With increased costs not recognized by HCFA and a potential loss of business from patients who refuse the OASIS assessment, some private duty providers are considering if they should decertify themselves from the Medicare program.
Eliminating one problem may create others. Depending on the state(s) they do business in and their long-term strategies, Medicare disenrollment may inhibit rather than support organizational growth.
"It’s a real quandary. To provide services to Medicare + Choice or even some regular managed care patients, you must be Medicare-certified," says Hogue. Many state Medicaid programs require Medicare certification, as do numerous third-party payers.
"So many private pay sources want you to be Medicare-certified because they want you up to a certain level of services," explains Pat Stalica, RN, BSN, director of private services for Outreach Health Services in Austin, TX.
A provider bowing out of the Medicare program may in turn close the doors to other payer sources.
It may not be much of a consolation, but payers also caught in the dilemma of meeting Medicare regulations and trying to achieve financial objectives have opted out of the program.
"The Medicare managed care companies have to abide by Medicare regulations," Hogue explains. "That’s why so many are fleeing the market because they want to get out from under the burdensome regulatory requirements and what they regard as too little reimbursement."
Unless HCFA moderates its positions, Medicare-certified private duty providers have little choice but to comply with the requirement. (See related article on easing the OASIS implementation burden, on right.)
In the meantime, Branham encourages pursuing all avenues of objection — including contacting members of Congress, the SBA, and the HCFA Office of Clinical Standards and Quality — which oversee OASIS implementation.

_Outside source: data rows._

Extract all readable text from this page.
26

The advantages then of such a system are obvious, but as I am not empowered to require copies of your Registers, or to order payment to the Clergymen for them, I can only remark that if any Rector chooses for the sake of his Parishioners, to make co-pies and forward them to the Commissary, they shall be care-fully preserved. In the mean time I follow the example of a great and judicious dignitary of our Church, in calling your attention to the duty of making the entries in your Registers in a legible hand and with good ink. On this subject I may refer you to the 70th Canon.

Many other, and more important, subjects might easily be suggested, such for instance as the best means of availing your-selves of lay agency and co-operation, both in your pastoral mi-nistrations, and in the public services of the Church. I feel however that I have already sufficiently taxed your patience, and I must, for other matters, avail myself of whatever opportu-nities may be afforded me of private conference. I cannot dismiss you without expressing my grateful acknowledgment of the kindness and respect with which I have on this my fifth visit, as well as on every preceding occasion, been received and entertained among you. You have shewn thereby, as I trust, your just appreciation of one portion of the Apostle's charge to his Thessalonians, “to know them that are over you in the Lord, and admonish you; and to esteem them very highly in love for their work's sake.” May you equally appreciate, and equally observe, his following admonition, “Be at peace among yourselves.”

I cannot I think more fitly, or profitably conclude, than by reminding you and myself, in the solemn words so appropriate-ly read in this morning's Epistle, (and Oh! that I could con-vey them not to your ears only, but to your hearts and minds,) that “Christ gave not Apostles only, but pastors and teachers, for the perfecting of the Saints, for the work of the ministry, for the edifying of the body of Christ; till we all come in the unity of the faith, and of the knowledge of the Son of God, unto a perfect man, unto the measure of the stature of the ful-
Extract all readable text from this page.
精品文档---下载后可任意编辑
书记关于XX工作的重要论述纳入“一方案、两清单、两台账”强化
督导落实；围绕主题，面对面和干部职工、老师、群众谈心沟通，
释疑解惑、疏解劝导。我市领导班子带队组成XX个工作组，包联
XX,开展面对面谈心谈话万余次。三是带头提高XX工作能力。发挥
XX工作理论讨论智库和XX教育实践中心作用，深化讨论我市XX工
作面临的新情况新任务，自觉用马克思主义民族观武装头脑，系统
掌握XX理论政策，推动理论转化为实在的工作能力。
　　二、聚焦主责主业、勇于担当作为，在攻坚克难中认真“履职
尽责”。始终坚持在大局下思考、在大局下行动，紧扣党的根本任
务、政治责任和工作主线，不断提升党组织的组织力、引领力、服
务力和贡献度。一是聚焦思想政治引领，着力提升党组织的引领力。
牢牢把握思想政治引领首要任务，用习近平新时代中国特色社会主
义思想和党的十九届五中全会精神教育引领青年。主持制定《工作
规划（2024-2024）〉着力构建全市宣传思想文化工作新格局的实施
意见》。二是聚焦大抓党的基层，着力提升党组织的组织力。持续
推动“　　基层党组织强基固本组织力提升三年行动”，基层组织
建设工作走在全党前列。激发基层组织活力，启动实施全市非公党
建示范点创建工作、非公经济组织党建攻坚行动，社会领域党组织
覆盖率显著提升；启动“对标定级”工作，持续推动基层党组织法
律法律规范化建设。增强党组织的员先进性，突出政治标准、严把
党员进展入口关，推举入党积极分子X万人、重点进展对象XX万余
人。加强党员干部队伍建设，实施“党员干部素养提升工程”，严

Don’t miss opportunities to educate patients and the public, Baker advises. In recent presentations to Sacramento, CA, business groups, she found people were fairly ignorant about the subject, despite some national media coverage. Once informed, they expressed outrage at the government’s intrusiveness, she reports.
Focusing on the long-term benefits of OASIS may also help plow through the immediate morass.
"We’re looking at what OASIS will mean in 18 months. We hope the benefits will far outweigh the temporary inconvenience and costs," explains William Deary, chief financial officer of Great Lakes Home Health Services in Jackson, MI.
"OASIS could be enormously favorable for home care providers," Hogue says. "It may demonstrate value in a way they’ve never done before."
"It is at least an opportunity to validate home care," agrees Catherine Mallard, MEd, RN, director of clinical system design for the New York City-based Visiting Nurse Service of New York. "There is a lot of debate about its value. Now we have a way to tell, through reliable and valid tools, the improvement we made with patients."